No hay donde escarbar, ni escombros que remover. Algo similar nos han dicho las personas entrevistadas en estos años de investigación a propósito del gran incendio del 12 de abril de 2014. Muchas lo perdieron todo. Y entre ellas hay una frase que se repite: “lo que más me dolió fueron las fotos”. Las fotos. Ese pequeño y frágil objeto logra condensar sueños, anhelos y etapas de la vida. Emociones. Las personas resienten su pérdida. Les duele. La desaparición de las fotos es la desaparición de un objeto afectivo, un objeto al que se le ha asignado un valor tan alto y tan especial que adquiere la capacidad de actuar sobre nosotros, sobre nuestro estado de ánimo: mirarlo nos reconforta, nos da fuerzas. En situaciones adversas nos refugiamos en él, lo observamos, le pedimos ayuda. Se convierte en una plataforma, en un soporte. Luego del gran incendio de 2014 muchas personas perdieron incluso ese soporte. El fuego arrasó con todo. Borró casas. Pero también borró recuerdos y retazos de vidas. Fotografías.
¿Se imagina usted perdiendo la foto de su matrimonio? ¿O la del nacimiento de su primer(a) hija(o)? ¿Aquella heredada de sus padres y en la que logra ver cuán parecida es a su madre? La desaparición de ese objeto afectivo que son las fotos es terrible en sí misma. Pero en el caso de un desastre implica algo más: la falta de un asidero, la carencia de un apoyo para encauzar la acción.

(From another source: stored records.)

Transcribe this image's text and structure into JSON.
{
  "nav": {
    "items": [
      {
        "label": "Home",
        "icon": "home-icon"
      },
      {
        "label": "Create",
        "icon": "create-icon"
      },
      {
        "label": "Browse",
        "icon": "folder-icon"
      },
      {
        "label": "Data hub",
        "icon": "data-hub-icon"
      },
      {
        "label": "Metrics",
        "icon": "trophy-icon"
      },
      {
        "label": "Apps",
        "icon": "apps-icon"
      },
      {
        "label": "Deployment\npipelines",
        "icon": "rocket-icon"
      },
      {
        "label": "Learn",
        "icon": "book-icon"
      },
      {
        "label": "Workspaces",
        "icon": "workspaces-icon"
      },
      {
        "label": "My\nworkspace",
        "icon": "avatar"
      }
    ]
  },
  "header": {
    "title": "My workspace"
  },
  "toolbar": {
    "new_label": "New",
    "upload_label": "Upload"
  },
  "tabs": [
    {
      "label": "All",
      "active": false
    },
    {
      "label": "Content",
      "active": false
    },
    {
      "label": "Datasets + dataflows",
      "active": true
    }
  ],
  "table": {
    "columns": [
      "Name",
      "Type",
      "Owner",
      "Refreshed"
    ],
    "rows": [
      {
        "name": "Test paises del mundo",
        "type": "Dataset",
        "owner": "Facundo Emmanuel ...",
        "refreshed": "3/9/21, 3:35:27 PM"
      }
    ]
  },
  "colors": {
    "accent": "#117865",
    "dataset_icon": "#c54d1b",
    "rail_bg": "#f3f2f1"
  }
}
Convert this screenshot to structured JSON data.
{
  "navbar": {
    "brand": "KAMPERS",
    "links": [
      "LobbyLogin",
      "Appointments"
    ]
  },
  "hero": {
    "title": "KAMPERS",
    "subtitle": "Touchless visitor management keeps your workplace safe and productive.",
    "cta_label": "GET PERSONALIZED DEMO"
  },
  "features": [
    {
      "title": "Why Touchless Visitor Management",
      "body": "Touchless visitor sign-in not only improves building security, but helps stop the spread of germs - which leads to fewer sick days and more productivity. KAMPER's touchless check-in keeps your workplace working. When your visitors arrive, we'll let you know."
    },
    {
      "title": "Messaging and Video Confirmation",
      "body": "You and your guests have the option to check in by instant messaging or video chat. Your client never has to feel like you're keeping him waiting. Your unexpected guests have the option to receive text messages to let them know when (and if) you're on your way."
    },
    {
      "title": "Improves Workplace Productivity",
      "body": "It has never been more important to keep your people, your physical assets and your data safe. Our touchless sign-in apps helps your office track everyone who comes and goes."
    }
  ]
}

En la experiencia de las personas afectadas por el incendio de Valparaíso, el proceso de reconstrucción no ha significado solamente retirar escombros, conseguir materiales, construir viviendas. También ha significado inventarse apoyos para enfrentar el desafío de recomponerse a sí mismo y de prestar ayuda a otros que se sintieron desamparados. Ha implicado desplegar una capacidad imaginativa para hacer frente al sufrimiento colectivo.
La reconstrucción “numérica”, es decir, organizada a través de las estadísticas, no logra ver esta situación. Es ciega al sufrimiento debido a su pragmatismo estrecho. Esa ceguera le priva de un dato fundamental, que le sería útil si es que ampliara su horizonte pragmático a uno puesto al servicio del bienestar y las biografías de los/as afectados/as: reconstruir también implica re-articular las capacidades de acción y conducir la inteligencia e inventiva de quienes se han visto afectados por un desastre.
Esto quiere decir que reconstruir es, en cierta medida, dotar de objetos pensados como articuladores de relaciones, como plataformas de acción y no lastres -o “soluciones de emergencia”- que debemos llenar de remedos para volver operativos y cuya entrega nos permite agregar un ticket en nuestra tecnificada lista de tareas.
Las fotografías son añoradas porque permiten eso: nos ayudan a sentir y nos conectan con otros, presentes o ausentes, cercanos o lejanos, y al hacer esto nos dan fuerzas y recursos para actuar. Aunque parezcan fijas e inocuas siempre se están moviendo, tejiendo redes invisibles entre nosotros. Las estadísticas, incluso las que hablan de un cien porciento, no tienen esa virtud. Tal vez para suplir esa carencia es que autoridades, académicos y técnicos nos repiten con insistencia que las estadísticas son una “foto del momento”. A tres años del gran incendio de Valparaíso me pregunto por qué querrán convencernos de eso.